CRD in Poultry does not normally cause an alarming number of deaths. The effect is more of a chronic nature causing reduced weight gain and higher feed conversion ratios in broilers and lower egg production in breeders and layers. In this way the overall economic losses can be very high.
Treatment of CRD in Poultry :
- Disinfect the farm and equipments with right disinfectant i.e. Viraclean
- Ciprocolen is the best and time tasted medicine for CRD in Poultry
- Chicks arrived from known infected parent flocks should be treated with a suitable Ciprocolen during the first 48 hours after placement and then subsequently at 20 - 24 days for 24 to 48 hours period.
- Efforts should be made to reduce dust and secondary infections. Improve the ventiliation for having good results of medicine.
- All poultry drinking water should be treated with Aquacure .
Prevention of CRD in Poultry :
- Establishment of Mycoplasma free breeding flocks.
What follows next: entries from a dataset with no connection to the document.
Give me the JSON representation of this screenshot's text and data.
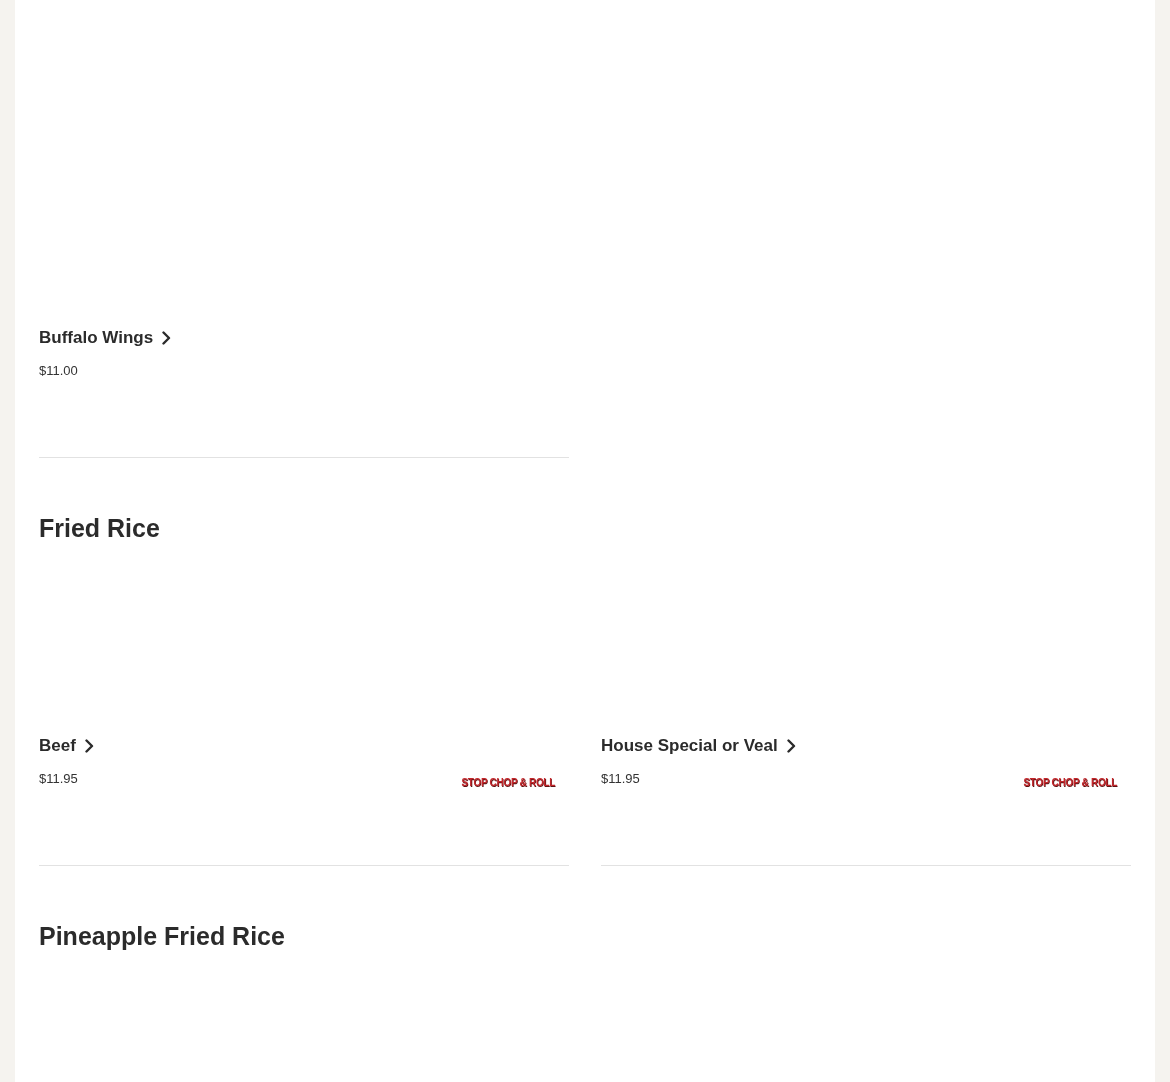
{
  "sections": [
    {
      "items": [
        {
          "name": "Buffalo Wings",
          "price": "$11.00"
        }
      ]
    },
    {
      "title": "Fried Rice",
      "items": [
        {
          "name": "Beef",
          "price": "$11.95",
          "logo": "STOP CHOP & ROLL"
        },
        {
          "name": "House Special or Veal",
          "price": "$11.95",
          "logo": "STOP CHOP & ROLL"
        }
      ]
    },
    {
      "title": "Pineapple Fried Rice"
    }
  ]
}
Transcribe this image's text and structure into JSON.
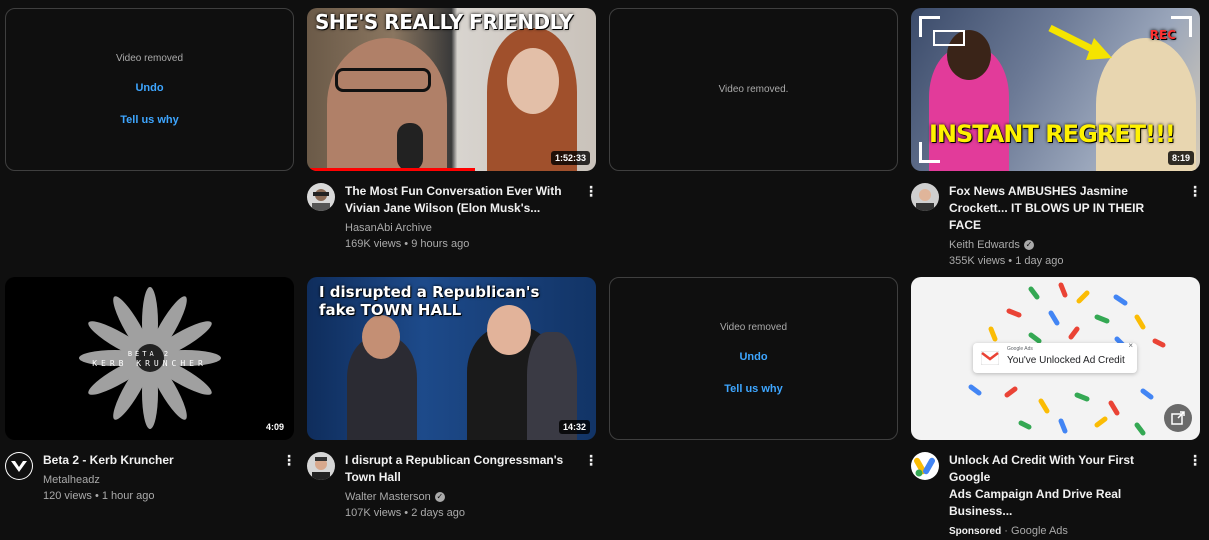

- Before purchasing chicks from a hatchery, it should be confirmed that they are free from CRD.
- Chicks should be raised at the place where there is no approach of infected birds.
- Complete fencing of the breeding farms and sufficient isolation of prevent airborne infections from infected flocks.
- Disposing of dead birds by incineration, deep burial or by means of special disposal pits.
- Using vaccines that are free from contamination of Mycoplasma gallisepticum.
- Construction of the houses must be done in such a way that prohibit the entrance of any type of wild birds and wandering animals.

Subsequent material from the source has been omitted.